В один из таких вечеров Николашенька принес новые книги, художественные альбомы, и все четверо долго рассматривали снимки с картин русских и иностранных художников. Потом Николашенька негромко, полуопустив веки, начал читать стихи:
Не спят, не помнят, не торгуют.
Над черным городом, как стон,
Стоит, терзая ночь глухую,
Торжественный пасхальный звон.
В стихотворении говорилось и о том, чего нет, вроде не существует, но и о том, что отчасти знакомо, напоминает сегодняшнее, тревожит, влечет ум.
— Это не слабей Апухтина, — сказал Саня, считавший некоторые стихотворения Апухтина едва ли не образцовыми.
— Дурья твоя голова! — отозвался на это Алешка.
— Один силен в одном, другой — в другом, — примирительно сказал Николашенька, а Саня покраснел, он понял: опростоволосился.
Однако у них у всех сидевших кружком осталось в памяти нервное звучание этих странных строк. И ошарашенность некоторая, беспокойство. Имя было новое: Блок. Кто он — Блок?

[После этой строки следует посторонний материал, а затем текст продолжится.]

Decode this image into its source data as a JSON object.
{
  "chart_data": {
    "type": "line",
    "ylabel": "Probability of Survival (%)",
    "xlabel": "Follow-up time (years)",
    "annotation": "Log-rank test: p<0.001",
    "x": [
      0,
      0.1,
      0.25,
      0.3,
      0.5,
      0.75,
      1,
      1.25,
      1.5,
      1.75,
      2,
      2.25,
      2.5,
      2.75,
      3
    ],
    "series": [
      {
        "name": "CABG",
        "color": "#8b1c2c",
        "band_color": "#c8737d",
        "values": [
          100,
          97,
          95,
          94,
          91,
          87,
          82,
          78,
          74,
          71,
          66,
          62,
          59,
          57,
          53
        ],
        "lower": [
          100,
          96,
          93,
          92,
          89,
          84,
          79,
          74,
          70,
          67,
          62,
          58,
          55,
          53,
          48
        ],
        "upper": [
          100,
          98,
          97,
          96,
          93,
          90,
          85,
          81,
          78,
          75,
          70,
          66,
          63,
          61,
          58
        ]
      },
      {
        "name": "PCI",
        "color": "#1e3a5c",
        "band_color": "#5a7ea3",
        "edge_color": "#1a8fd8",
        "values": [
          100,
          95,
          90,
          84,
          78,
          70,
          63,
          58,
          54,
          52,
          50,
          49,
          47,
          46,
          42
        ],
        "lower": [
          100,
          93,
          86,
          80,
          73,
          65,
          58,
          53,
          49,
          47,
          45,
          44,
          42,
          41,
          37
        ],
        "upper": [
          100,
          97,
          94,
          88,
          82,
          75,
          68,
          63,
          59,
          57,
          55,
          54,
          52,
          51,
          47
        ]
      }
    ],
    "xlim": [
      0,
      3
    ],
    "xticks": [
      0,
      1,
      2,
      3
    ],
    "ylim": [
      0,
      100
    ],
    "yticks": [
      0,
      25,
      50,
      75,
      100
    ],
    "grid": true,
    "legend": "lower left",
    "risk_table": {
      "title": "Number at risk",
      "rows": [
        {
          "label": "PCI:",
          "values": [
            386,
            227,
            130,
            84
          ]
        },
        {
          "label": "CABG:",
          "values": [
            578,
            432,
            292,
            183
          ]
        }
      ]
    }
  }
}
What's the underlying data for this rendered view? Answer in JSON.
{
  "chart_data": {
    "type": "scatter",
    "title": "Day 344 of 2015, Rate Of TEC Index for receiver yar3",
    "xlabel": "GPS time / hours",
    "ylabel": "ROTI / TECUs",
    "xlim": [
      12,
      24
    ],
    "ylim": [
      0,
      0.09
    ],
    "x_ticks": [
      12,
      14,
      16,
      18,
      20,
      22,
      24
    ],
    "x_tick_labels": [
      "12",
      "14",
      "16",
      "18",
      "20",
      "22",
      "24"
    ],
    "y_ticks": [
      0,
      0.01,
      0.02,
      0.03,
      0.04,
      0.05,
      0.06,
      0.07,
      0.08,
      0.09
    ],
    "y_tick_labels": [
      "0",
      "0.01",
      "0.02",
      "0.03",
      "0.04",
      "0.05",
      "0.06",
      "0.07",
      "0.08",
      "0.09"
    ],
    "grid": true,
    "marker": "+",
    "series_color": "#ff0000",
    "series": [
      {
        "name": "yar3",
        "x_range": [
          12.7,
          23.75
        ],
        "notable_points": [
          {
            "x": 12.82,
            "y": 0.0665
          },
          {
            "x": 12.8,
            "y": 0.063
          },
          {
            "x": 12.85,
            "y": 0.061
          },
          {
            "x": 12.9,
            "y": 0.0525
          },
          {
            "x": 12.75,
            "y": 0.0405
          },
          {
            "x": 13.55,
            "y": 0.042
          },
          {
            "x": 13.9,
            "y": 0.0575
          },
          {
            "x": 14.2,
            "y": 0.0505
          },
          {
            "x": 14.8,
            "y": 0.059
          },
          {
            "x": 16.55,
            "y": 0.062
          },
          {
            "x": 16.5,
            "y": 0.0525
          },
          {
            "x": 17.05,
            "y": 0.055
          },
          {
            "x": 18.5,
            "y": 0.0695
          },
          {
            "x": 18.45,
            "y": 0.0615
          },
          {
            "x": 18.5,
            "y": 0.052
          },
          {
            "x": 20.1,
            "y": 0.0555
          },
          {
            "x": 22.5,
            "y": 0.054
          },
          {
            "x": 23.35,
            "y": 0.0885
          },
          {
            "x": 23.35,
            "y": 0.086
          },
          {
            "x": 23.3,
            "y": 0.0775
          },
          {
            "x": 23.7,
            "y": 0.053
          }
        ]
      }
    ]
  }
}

За открытым окном — сумерки. В сумерках — полукружие веранды, одной из тех, что опоясывают двор. На веранде — усатый дядька. Из пожарников. Он в белом жилете. Перегнувшись через перила, кричит соседу (верно, и тот вышел глотнуть воздуха):
— Керенский сказал: «Если армия пойдет в бой, то и я пойду за ней».
Вовке представилось, как идут широкими шеренгами солдаты, полк за полком, а позади всех — одинокая фигурка Керенского.
— Министры меняются, война продолжается. Сволочи! — заорал сосед. Крик был надрывный, отчаянный и тоже как бы терзавший глухоту вечера. Братья переглянулись.
Со своим отцом у Николашеньки был полный разлад: тот и павшего царя бранил, и Временное правительство, и все партии, какие есть. Получалось, что он вроде бы за анархию.
— У меня промысла нет — значит, я не собственник, — говорил он. — Ну и с пролетариями тоже не пойду. Я сам по себе. Понял, мон фис? Что они хотят, — он тыкал пальцем в окно, — чтоб у нас был муравейник под стеклянной крышей? Чтоб все ели из одного котла и читали одни и те же газеты? Они думают, если разделить излишки на всех, то страна будет богаче? Шиш. Она разорится, потому что бо́льшая часть при дележе улетучится в пространство… Я на все согласен: пусть будет мир на любых условиях, но чтоб была Государственная дума и полная свобода для всех. А я пойду работать управляющим. Я не гордый. Я банкрот. Пусть государство заберет железные дороги и банки, а крестьяне — землю помещиков — мне наплевать! Но быть всю жизнь мелким служащим при рабочей власти не согласен. Я смотрю так: сегодня ты у власти, а завтра я. И никакого насилия.